I go through a few versions of a drawing for each page and I wanted to add them in here just to document the process for review later. I know I have a few pages where I had drawn in and inked the sketches and was really excited to convert them to illustrator, only to look at them later and decide that there was not enough oomph to the drawing. It could be something about the composition, or maybe the vantage point was not exciting enough…I also have this balancing act I have to do now and then with the sketch itself. I am trained and have been working with technical drawings for so long, so I have this inclination to be technical with the drawing-like being detailed in one shot or being too rigid with my perspective. The other side is, as I am working on this book I realize I had this affair at one time with really fluid sketches. I recall tons of old sketchbooks riddled with fluid curves, like a script handwriting version of less technical drawings. These were more imaginative and would probably be better for the book. I have to keep that in mind and avoid being to much of a technical grown up person as I work on the rest of the artwork for this. I think I also need to redo a few other initial drawings where I forgot to relax my fingers and let the imagination jump in.
So here are a few versions of one scene. The early sketches were to study composition and location of characters. I keep telling myself to start the drawing with the kids, so that my final composition is forced to work around them and they are kept the focus even on an unconscious level.
The scene is were daddy and son are in a hardware store purchasing some last minute supplies for a hurricane. My storyboard sketch was them with a shopping cart and some icons on the page identifying the items purchased for parent-child interaction besides the story.
I started with a sketch of the boy giving a box to his dad. This was easy to spot and say it did not have enough energy for it.
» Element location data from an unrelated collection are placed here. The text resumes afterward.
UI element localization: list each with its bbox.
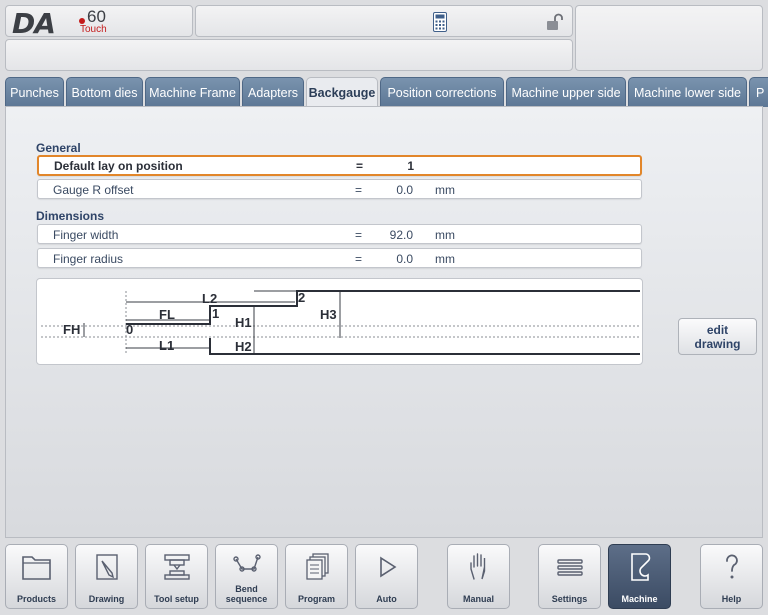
hand-icon: [448, 551, 509, 587]
tab-punches[interactable]: Punches: [5, 77, 64, 107]
tab-label: Bottom dies: [71, 85, 138, 100]
pencil-icon: [76, 551, 137, 587]
drawing-label-2: 2: [298, 290, 305, 305]
folder-icon: [6, 551, 67, 587]
program-pages-icon: [286, 551, 347, 587]
drawing-label-l2: L2: [202, 291, 217, 306]
brand-logo-suffix: Touch: [80, 24, 107, 35]
tab-position-corrections[interactable]: Position corrections: [380, 77, 504, 107]
param-value: 0.0: [396, 252, 413, 266]
drawing-label-h2: H2: [235, 339, 252, 354]
param-equals: =: [355, 228, 363, 242]
tab-label: Machine lower side: [634, 85, 741, 100]
param-equals: =: [355, 183, 363, 197]
drawing-button[interactable]: Drawing: [75, 544, 138, 609]
tab-adapters[interactable]: Adapters: [242, 77, 304, 107]
play-icon: [356, 551, 417, 587]
edit-drawing-button[interactable]: edit drawing: [678, 318, 757, 355]
settings-button[interactable]: Settings: [538, 544, 601, 609]
manual-button[interactable]: Manual: [447, 544, 510, 609]
help-icon: [701, 551, 762, 587]
button-label: Help: [721, 594, 742, 604]
title-panel: [195, 5, 573, 37]
drawing-label-h1: H1: [235, 315, 252, 330]
drawing-label-l1: L1: [159, 338, 174, 353]
status-panel: [575, 5, 763, 71]
finger-drawing-svg: FH 0 FL 1 L2 2 L1 H1 H2 H3: [41, 290, 640, 355]
param-value: 1: [407, 159, 414, 173]
tab-label: P: [756, 85, 765, 100]
button-label: Tool setup: [154, 594, 199, 604]
param-equals: =: [356, 159, 364, 173]
machine-icon: [609, 551, 670, 587]
param-value: 0.0: [396, 183, 413, 197]
param-value: 92.0: [389, 228, 413, 242]
products-button[interactable]: Products: [5, 544, 68, 609]
bend-sequence-icon: [216, 551, 277, 587]
button-label: Bend sequence: [225, 584, 268, 604]
logo-panel: DA 60 Touch: [5, 5, 193, 40]
tab-bar: Punches Bottom dies Machine Frame Adapte…: [0, 77, 768, 107]
param-default-lay-on-position[interactable]: Default lay on position = 1: [37, 155, 642, 176]
help-button[interactable]: Help: [700, 544, 763, 609]
button-label: Program: [297, 594, 335, 604]
tool-setup-icon: [146, 551, 207, 587]
param-unit: mm: [435, 228, 455, 242]
bend-sequence-button[interactable]: Bend sequence: [215, 544, 278, 609]
edit-drawing-label-line2: drawing: [694, 336, 741, 351]
drawing-label-h3: H3: [320, 307, 337, 322]
tab-bottom-dies[interactable]: Bottom dies: [66, 77, 143, 107]
tab-label: Adapters: [247, 85, 299, 100]
calculator-icon[interactable]: [433, 12, 447, 37]
tool-setup-button[interactable]: Tool setup: [145, 544, 208, 609]
tab-label: Machine Frame: [149, 85, 236, 100]
tab-label: Position corrections: [387, 85, 497, 100]
param-unit: mm: [435, 252, 455, 266]
tab-overflow[interactable]: P: [749, 77, 768, 107]
brand-logo-text: DA: [12, 7, 56, 40]
unlocked-padlock-icon[interactable]: [546, 13, 564, 36]
machine-button[interactable]: Machine: [608, 544, 671, 609]
tab-backgauge[interactable]: Backgauge: [306, 77, 378, 107]
param-label: Finger width: [53, 228, 119, 242]
program-button[interactable]: Program: [285, 544, 348, 609]
tab-label: Machine upper side: [511, 85, 621, 100]
tab-label: Punches: [10, 85, 59, 100]
button-label: Manual: [462, 594, 494, 604]
edit-drawing-label-line1: edit: [706, 322, 729, 337]
button-label: Products: [16, 594, 56, 604]
drawing-label-fl: FL: [159, 307, 175, 322]
param-label: Default lay on position: [54, 159, 183, 173]
settings-list-icon: [539, 551, 600, 587]
tab-label: Backgauge: [308, 86, 376, 100]
button-label: Settings: [551, 594, 588, 604]
param-unit: mm: [435, 183, 455, 197]
button-label: Drawing: [88, 594, 125, 604]
drawing-label-fh: FH: [63, 322, 80, 337]
button-label: Auto: [376, 594, 397, 604]
message-panel: [5, 39, 573, 71]
drawing-label-0: 0: [126, 322, 133, 337]
param-finger-width[interactable]: Finger width = 92.0 mm: [37, 224, 642, 244]
param-label: Gauge R offset: [53, 183, 134, 197]
tab-machine-lower-side[interactable]: Machine lower side: [628, 77, 747, 107]
tab-machine-upper-side[interactable]: Machine upper side: [506, 77, 626, 107]
drawing-label-1: 1: [212, 306, 219, 321]
param-equals: =: [355, 252, 363, 266]
auto-button[interactable]: Auto: [355, 544, 418, 609]
tab-machine-frame[interactable]: Machine Frame: [145, 77, 240, 107]
finger-drawing: FH 0 FL 1 L2 2 L1 H1 H2 H3: [36, 278, 643, 365]
section-title-general: General: [36, 141, 81, 155]
param-finger-radius[interactable]: Finger radius = 0.0 mm: [37, 248, 642, 268]
param-label: Finger radius: [53, 252, 124, 266]
section-title-dimensions: Dimensions: [36, 209, 105, 223]
param-gauge-r-offset[interactable]: Gauge R offset = 0.0 mm: [37, 179, 642, 199]
button-label: Machine: [621, 594, 658, 604]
The child reading it would be bored and would have no real need to imagine himself in the scene. The vantage point was static. It lacked imagination and it would not inspire imagination. Basically it was boring.
A couple of tweaks come in and I focus closer to the boys face , dad is in the background and the activity is up front and center-ish of the scene. The first attempts did not have enough of a close up effect, I felt like I almost wanted a fish-eye lens to get waaay close in on the boy and the background happens behind him for additional details only.
I think this was about when I accidentally got back and recalled a more fluid sketchy feel to some drawings I did years back. This was a good way to utilize that, and so there was some distortion thrown in. A bit of a curve/fish eye on the foreground but daddy and the background are quite straight up.
I thought about the details of the items they purchased. It would be nice to be able to nitpick through those and see what emergency items they were getting. I decided to show:
- propane canisters -always useful and stores forever
- extension chord-there is a hurricane in the story and this would help in the power outage
- tarps-good thing to have in a storm, to cover up outdoor items from the rain/wind
- and the boy of the story is putting in a box of 40watt incandescent bulbs…yes they phased out the 75 watts at the time of this writing 🙂
Here’s where the scene is at right now. I threw in some color, just as a study to help me figure out colors for shirts, hair, what background is needed…I washed down the color and threw in some images of the supplies they purchased in the story. The layout is not final, but the idea is close. Here I think I will throw in a sketchy background of shelves of supplies typical in a hardware. The exercise gives ideas on font and style, composition of notes and where to locate them that would help the children stay interested in the extra information-also help parents to discuss it.